Most parents know that one of the most important steps they can take to protect their children is to vaccinate them against dangerous diseases. But knowing what to vaccinate against and when to do so can be a complicated process.
National Infant Immunization Week, observed April 21-28, is a great reminder to get in touch with your pediatrician and ensure you are up-to-date with your child’s vaccinations.
“When children are not immunized, the results can be devastating,” says Dr. Robert W. Block, president of the American Academy of Pediatrics (AAP). “Making sure your children are properly immunized will give them up to a 98 percent chance of avoiding many diseases.”
The AAP is offering these vital tips for parents to help sort out all the details:
•Ask questions. Remember, your pediatrician is ready and willing to partner with you on getting your children immunized. Use your child’s doctor as a resource to help you sort out the endless supply of information — some good and some questionable — on this topic. So prepare questions in advance, and take a note pad with you to your visit so you can jot down important advice and critical dates.
•Be on time.
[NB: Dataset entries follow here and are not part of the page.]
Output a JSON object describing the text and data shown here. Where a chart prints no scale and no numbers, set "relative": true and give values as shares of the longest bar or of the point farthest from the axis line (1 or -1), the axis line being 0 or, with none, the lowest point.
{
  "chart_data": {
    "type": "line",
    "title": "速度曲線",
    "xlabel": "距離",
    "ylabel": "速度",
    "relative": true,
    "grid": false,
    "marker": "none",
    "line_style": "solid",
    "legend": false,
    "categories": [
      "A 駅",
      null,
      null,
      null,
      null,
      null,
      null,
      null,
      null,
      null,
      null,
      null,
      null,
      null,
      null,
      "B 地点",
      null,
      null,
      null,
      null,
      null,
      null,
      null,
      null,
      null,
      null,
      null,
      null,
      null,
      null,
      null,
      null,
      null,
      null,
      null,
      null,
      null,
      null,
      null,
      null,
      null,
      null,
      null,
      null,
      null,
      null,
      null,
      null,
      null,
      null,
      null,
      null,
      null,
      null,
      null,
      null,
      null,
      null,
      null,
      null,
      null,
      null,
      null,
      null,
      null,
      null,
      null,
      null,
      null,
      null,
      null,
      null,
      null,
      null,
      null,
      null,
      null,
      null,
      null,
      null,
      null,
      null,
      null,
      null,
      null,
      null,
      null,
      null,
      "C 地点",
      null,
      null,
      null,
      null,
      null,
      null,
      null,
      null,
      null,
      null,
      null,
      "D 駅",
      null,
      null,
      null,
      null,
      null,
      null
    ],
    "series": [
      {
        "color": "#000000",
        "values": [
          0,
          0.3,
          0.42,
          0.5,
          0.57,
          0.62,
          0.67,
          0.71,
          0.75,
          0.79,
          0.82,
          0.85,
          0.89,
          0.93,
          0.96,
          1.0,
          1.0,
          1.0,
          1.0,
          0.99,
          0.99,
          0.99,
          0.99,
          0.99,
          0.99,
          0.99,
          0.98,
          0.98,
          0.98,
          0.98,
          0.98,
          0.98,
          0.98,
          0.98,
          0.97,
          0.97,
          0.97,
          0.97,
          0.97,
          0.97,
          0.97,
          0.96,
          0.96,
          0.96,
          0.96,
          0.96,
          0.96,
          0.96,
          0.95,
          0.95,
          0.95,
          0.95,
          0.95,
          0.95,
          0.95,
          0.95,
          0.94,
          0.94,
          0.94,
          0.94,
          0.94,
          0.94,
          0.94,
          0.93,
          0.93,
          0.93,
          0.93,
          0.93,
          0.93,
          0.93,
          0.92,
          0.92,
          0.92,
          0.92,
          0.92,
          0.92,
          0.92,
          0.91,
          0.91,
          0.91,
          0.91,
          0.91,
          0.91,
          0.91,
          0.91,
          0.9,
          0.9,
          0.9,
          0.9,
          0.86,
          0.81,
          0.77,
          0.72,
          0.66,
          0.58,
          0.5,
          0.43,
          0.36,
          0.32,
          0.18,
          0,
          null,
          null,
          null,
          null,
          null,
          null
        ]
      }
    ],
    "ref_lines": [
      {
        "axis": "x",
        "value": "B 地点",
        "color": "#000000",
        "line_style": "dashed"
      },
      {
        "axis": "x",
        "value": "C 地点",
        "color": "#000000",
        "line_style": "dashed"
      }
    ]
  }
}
Your children’s immunization schedule is not an area of parenting where you should feel free to get creative. There are scientific reasons, based on knowledge of children’s immune systems, for why shots are recommended at certain ages. Updating your records and keeping a calendar can help you keep it all straight. More information on recommended schedules and on how immunizations work can be found at www.healthychildren.org.
• Cocoon. One of the best ways to protect very young children — who have not yet received the full range of vaccines for deadly diseases — is to ensure that all family members and caregivers who come in close contact with the child are up-to-date on their own immunizations. This protective measure is called “cocooning.”
•Smile. Most children won’t enjoy getting vaccinated. You can make the process smoother by staying calm yourself, as young children can pick up on your feelings. Remember to cuddle with your child before, during and after the vaccination. Bringing along a favorite stuffed animal or blanket is a great way to provide some much-needed comfort. If your child is experiencing pain, ask your doctor if a non-aspirin pain reliever is safe to administer.
Consider your child fortunate to grow up in the U.S., where he or she will have easy access to lifesaving vaccines. Not all children around the world are equally protected, however. Parents can join one of several global campaigns, such as ShotatLife.org, to support the health of children all over the world.
You have more control over your children’s wellness than you realize. If you’re unsure of whether your children’s vaccinations are up-to-date, do your little ones a favor and check with your pediatrician today.